Many of these comments are coming from the fundamental financial analysts of the investment industry.  Basing their Facebook predictions off the past trends of other once popular online sensations such as AOL and MySpace, there is an “even Rome must fall” mentality.

One idea is that there will always be something newer and better to jump ship to.  In the case of a social networking site with over 1 billion users, we believe this won’t happen as it’s a unique situation.  A social networking site is different from any other business in that everyone is connected with others and the main reason they are there is to communicate with acquaintances.  For another social networking site to take over, it would need to convince a Facebook user and most of his/her “Friends” to switch over to their new platform almost all at the exact same time.  Given that Facebook offers a decent interface and most of the needed communication features, this is highly unlikely.  We have already seen this to be true, as other social networking sites such as Google + haven’t been able to gain any real momentum.  Between Facebook, Twitter and LinkedIn, does anyone really have more time for a new network?
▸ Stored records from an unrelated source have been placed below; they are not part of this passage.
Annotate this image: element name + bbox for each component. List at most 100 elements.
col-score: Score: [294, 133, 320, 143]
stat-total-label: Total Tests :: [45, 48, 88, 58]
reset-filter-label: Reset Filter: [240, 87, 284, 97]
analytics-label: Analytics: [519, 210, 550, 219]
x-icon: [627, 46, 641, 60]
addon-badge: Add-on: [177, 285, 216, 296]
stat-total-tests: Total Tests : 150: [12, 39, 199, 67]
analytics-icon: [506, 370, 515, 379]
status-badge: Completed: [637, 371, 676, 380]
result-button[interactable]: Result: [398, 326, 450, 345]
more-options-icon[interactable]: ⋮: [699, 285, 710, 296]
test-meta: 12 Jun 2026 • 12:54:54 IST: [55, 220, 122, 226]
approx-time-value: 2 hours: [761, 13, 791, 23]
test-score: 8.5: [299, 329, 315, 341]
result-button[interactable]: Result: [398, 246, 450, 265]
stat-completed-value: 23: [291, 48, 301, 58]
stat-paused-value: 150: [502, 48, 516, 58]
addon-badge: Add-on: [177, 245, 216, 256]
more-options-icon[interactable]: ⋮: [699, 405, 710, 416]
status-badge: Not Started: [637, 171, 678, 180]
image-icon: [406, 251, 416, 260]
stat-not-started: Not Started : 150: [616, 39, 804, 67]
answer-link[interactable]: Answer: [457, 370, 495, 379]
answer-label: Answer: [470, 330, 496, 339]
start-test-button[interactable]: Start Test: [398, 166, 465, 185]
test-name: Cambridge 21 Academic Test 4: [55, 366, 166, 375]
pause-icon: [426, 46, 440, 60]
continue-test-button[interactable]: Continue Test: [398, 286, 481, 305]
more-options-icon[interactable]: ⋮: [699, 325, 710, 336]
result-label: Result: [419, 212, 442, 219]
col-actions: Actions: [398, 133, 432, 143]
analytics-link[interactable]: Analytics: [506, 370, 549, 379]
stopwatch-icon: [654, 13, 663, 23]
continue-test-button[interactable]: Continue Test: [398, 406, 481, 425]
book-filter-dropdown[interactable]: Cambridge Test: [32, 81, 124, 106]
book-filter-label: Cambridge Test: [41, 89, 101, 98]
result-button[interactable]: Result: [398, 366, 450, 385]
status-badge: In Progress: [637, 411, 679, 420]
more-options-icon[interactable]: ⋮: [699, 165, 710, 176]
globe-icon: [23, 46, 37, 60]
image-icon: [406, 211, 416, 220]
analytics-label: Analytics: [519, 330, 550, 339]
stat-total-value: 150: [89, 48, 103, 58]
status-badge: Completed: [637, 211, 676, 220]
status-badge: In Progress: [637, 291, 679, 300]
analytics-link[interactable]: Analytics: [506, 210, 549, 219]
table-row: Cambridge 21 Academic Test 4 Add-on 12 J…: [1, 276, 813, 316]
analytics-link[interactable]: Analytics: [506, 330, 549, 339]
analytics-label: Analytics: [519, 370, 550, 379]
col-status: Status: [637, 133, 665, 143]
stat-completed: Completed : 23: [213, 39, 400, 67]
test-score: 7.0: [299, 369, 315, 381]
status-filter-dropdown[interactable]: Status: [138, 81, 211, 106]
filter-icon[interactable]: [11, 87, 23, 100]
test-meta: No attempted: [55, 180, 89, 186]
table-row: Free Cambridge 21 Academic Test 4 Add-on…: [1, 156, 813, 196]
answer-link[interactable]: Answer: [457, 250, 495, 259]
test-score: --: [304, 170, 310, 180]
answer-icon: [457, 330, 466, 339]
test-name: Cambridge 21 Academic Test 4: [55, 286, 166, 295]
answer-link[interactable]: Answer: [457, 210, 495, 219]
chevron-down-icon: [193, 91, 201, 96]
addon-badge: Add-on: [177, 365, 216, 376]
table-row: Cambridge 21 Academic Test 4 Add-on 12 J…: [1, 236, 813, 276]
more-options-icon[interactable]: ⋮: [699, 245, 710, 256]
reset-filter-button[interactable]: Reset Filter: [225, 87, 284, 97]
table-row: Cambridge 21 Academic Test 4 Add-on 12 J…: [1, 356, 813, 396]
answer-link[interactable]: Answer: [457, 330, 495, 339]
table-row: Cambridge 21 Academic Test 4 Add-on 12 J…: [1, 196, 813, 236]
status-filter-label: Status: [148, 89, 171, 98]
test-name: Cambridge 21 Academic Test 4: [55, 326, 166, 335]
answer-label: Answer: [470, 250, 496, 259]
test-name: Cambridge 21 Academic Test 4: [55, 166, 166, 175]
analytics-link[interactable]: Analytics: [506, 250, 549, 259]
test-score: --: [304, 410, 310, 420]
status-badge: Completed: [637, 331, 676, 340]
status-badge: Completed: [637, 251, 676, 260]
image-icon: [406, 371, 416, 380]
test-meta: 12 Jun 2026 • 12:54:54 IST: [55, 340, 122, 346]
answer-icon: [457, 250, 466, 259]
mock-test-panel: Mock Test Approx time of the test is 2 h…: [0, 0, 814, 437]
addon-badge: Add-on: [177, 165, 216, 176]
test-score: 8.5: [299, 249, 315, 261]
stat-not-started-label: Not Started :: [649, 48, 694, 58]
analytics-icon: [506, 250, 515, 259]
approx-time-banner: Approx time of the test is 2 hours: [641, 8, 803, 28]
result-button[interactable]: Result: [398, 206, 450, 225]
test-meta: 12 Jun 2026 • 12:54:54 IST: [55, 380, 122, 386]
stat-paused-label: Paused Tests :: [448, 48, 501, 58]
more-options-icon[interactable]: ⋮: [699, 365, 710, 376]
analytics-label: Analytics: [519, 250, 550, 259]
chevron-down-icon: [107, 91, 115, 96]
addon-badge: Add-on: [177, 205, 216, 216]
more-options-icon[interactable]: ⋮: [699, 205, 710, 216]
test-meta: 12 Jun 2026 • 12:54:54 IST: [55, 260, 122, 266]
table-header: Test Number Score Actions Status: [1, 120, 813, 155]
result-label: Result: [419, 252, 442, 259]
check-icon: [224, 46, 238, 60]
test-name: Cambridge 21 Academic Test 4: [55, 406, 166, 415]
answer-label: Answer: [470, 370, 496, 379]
Another concern to investors is the fact that GM stopped advertising on Facebook and publically stated that the results weren’t worth the money spent.  This is a legitimate threat to the future advertising profits of Facebook. However, it’s hard to determine how strategically thought out these larger companies Social Media campaigns were.  We have seen many large companies blindly throwing large amounts of money into producing online content that often gets lost in the clutter and goes unnoticed.  The Wall Street Journal stated that GM budgeted $30 million on content such as Page management.  That seems quite excessive, regardless of how large a company is.

The third major threat against Facebook is their mobile app experience which has been called sub-par.  Forecasters predict mobile app usage will soon dominate all other forms of computing.  Web-based companies such as Facebook will wither away as new, innovative mobile based apps become the area where consumers allocate most of their time.  We agree the Facebook mobile app isn’t the best and know it hasn’t implemented advertising yet to increase revenue streams.  But come on, mobile apps can be built for peanuts compared to the mountains of cash Facebook has access to.  You can be assured they haven’t forgotten about their mobile app and we expect some major updates to it sooner than later.

Whether some, even major brands, find Facebook advertising to be unprofitable is irrelevant.  At the end of the day, the general public chooses to spend a ridiculous amount of time on Facebook, and for this reason, there will always be some form of revenue generating option available.  True the IPO valuation may have been a bit lofty, but Facebook isn’t going anywhere and we believe their stock is a good long-term buy and hold.

One thought on “The IPO of Facebook and A Falling Stock Price: What It Means”

  1. I feel it’s the old Google/Facebook argument Andrew. People use Google with intent – a problem to solve, or a need to satisfy. But they go to see what their friends are doing on Facebook.

    So many advertisers (though certainly not all), are addressing unengaged minds, and the returns are not great.